Tibet self-immolation

A county in Sichuan province has issued guidelines aimed at punishing the family members of Tibetans who self-immolate in protest against Chinese rule, the South China Morning Post reports.

According to the guidelines issued by the Ruoergai county, known also by its Tibetan name Dzorge, relatives and partners of Tibetan self-immolators are barred from travelling, running a new business, and obtaining a loan and social security benefits.

Villages or districts where the immolation occur will also face punishment. The respective administrative division have to pay a security deposit of between 10,000 (£986) and 500,000 yuan (£49,337) to the county government, which would only be returned if no further self-immolation occurs.

Monasteries where self-immolations occur will be barred from holding religious activities with outsiders for an unspecified period; the monasteries will also have to pay a penalty of between 10,000 and 50,000 yuan (£986 to £4,933).

Tamdin Kyab, a Tibetan from Dzoege who fled into exile, told Radio Free Asia that the local authorities introduced 16 rules in Dzoege in April last year to contain self-immolations.

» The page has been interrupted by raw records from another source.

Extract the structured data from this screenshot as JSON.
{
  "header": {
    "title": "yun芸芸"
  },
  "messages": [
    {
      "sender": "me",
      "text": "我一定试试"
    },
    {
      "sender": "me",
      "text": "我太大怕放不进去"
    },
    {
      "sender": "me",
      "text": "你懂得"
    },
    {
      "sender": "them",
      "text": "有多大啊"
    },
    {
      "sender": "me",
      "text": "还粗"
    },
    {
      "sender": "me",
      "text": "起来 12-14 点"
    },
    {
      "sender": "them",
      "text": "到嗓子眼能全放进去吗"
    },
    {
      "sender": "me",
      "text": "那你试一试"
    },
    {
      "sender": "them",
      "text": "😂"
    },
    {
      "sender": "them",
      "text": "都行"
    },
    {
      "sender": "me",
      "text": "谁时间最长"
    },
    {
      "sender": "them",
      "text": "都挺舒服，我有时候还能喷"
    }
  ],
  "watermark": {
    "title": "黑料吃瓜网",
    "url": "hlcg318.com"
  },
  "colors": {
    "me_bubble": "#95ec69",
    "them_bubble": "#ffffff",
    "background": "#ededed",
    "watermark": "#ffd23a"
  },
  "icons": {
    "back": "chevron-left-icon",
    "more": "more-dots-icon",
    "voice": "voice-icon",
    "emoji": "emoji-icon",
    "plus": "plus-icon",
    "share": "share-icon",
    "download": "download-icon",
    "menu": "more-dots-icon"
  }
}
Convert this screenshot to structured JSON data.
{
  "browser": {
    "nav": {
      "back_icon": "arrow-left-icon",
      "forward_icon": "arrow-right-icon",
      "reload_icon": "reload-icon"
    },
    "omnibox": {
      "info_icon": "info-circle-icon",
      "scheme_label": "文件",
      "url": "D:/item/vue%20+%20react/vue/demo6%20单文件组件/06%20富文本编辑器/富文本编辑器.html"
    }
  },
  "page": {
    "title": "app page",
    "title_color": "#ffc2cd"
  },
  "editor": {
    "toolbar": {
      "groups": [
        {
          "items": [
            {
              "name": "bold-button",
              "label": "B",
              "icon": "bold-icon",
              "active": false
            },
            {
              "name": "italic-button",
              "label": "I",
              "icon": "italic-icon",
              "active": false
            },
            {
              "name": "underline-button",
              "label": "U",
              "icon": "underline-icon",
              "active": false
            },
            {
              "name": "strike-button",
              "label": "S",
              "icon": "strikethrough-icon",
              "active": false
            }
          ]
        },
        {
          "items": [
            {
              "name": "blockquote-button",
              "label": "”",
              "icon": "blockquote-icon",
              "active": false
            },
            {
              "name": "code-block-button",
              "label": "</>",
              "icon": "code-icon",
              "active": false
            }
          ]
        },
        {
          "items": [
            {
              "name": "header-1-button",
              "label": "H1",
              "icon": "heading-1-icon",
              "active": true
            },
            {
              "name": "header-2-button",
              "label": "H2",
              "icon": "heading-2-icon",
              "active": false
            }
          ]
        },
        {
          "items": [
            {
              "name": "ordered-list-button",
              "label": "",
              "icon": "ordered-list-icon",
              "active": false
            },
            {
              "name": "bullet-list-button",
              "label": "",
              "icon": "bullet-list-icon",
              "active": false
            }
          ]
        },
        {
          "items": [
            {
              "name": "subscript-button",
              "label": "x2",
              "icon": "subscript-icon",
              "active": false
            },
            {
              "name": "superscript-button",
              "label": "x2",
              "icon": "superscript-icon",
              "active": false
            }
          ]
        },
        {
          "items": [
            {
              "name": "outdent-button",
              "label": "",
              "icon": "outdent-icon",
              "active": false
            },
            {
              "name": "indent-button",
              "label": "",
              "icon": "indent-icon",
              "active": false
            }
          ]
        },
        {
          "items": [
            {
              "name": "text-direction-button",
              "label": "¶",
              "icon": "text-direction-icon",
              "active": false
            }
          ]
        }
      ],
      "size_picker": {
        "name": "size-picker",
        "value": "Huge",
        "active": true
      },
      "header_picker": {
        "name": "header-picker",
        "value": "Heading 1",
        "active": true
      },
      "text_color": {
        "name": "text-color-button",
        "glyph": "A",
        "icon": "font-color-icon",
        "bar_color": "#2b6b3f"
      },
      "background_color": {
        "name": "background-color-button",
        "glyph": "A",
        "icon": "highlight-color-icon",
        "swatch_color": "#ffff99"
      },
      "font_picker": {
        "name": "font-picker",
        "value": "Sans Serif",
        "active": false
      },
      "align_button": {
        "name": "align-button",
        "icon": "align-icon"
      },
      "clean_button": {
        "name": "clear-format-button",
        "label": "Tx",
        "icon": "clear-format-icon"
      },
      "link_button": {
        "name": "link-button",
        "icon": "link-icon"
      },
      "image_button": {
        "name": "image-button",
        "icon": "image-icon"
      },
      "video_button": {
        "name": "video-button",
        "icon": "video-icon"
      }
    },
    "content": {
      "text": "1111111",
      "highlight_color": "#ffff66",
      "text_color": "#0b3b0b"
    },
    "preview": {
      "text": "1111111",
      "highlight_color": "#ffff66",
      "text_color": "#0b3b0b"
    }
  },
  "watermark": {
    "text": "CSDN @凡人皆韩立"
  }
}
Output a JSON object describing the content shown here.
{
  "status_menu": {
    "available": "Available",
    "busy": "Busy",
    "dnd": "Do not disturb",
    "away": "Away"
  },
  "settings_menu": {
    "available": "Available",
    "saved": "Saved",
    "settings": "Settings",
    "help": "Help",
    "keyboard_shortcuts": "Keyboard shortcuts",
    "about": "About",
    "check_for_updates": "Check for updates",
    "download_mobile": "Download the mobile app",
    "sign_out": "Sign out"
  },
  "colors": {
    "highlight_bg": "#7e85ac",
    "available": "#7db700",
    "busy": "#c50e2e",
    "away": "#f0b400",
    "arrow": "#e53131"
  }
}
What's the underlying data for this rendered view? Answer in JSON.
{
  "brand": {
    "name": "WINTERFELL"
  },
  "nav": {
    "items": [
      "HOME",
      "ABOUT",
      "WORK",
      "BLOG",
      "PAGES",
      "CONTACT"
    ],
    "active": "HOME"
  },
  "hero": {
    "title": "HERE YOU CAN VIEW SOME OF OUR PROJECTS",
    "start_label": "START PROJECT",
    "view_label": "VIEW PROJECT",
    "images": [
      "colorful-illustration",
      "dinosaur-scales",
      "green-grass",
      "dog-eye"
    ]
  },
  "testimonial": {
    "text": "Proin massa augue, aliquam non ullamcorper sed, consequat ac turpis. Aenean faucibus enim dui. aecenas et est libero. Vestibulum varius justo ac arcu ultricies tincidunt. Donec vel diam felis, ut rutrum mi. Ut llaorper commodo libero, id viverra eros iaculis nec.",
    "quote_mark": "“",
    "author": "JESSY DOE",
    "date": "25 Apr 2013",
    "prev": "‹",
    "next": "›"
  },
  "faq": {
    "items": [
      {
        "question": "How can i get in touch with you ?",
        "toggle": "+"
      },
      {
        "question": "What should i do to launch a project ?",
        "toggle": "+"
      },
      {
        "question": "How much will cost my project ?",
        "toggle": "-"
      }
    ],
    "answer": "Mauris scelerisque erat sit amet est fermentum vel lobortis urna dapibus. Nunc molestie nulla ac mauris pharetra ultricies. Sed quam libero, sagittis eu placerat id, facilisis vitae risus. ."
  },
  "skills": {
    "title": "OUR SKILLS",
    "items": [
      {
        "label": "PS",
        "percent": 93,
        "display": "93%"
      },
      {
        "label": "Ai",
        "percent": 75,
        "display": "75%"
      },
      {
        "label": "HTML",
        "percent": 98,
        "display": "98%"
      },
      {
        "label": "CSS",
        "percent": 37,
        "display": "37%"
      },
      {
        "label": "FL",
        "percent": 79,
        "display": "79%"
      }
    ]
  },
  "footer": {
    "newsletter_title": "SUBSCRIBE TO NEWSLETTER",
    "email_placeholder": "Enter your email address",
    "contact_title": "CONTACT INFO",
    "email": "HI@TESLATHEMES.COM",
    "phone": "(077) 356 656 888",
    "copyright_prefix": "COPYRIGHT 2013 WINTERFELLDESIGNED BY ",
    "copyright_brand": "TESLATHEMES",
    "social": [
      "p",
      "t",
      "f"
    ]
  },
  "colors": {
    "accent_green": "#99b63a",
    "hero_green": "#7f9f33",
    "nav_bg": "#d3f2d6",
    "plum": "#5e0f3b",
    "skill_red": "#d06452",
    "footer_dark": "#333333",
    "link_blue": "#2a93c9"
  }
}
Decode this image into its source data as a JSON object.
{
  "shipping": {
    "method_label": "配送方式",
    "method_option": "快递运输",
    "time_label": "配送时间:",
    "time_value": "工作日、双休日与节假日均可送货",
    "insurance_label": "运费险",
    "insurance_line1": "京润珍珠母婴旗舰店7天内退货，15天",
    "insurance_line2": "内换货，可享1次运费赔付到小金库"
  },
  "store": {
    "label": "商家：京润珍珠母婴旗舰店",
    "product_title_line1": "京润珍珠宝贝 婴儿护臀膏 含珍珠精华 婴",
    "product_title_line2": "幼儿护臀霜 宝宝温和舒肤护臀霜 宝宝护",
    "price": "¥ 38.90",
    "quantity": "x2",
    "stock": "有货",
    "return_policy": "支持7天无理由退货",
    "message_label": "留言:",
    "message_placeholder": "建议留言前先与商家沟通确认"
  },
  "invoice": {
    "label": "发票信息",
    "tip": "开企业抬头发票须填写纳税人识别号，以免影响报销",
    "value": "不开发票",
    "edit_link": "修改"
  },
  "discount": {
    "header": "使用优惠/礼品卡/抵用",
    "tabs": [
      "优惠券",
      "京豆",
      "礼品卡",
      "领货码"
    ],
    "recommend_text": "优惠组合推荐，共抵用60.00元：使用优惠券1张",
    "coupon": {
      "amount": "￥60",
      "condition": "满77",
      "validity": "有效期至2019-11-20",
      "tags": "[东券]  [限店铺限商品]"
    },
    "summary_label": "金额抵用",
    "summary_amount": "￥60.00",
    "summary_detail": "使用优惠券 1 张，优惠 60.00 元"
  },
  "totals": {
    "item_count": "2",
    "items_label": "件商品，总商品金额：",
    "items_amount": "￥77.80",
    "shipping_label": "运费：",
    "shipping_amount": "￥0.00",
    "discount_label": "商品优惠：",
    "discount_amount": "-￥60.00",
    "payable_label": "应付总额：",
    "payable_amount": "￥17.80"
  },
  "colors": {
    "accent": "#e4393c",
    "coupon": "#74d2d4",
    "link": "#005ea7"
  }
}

However the rules were not publicised amid a clampdown on information flow by Chinese authorities, as part of heightened security measures.

A Tibetan man set himself on fire in the Malho Tibetan Autonomous Prefecture on 7 February, and Radio Free Asia reported another case in Qinghai province on February 5.

According to Free Tibet: "Since March 2011, more than 120 people are known to have set themselves on fire inside Tibet in protest against the repressive Chinese occupation of Tibet.

"Self-immolation protests have become less frequent in 2013 but these and other protests are taking place over a widening area of Tibet. Some Tibetans have also set themselves alight outside Tibet and China."

The Tibetan Administration in Dharamsala has urged Tibetans not to take such drastic action, and the US government has called on China to resolve the issue with a resumption of dialogue with the representatives of the Dalai Lama.

Tibet was occupied by Mao Zedong's forces in 1950. The Dalai Lama has been living in exile since a failed rebellion against Beijing rule in 1959.

More than two million Tibetans have been relocated in the Tibet Autonomous Region.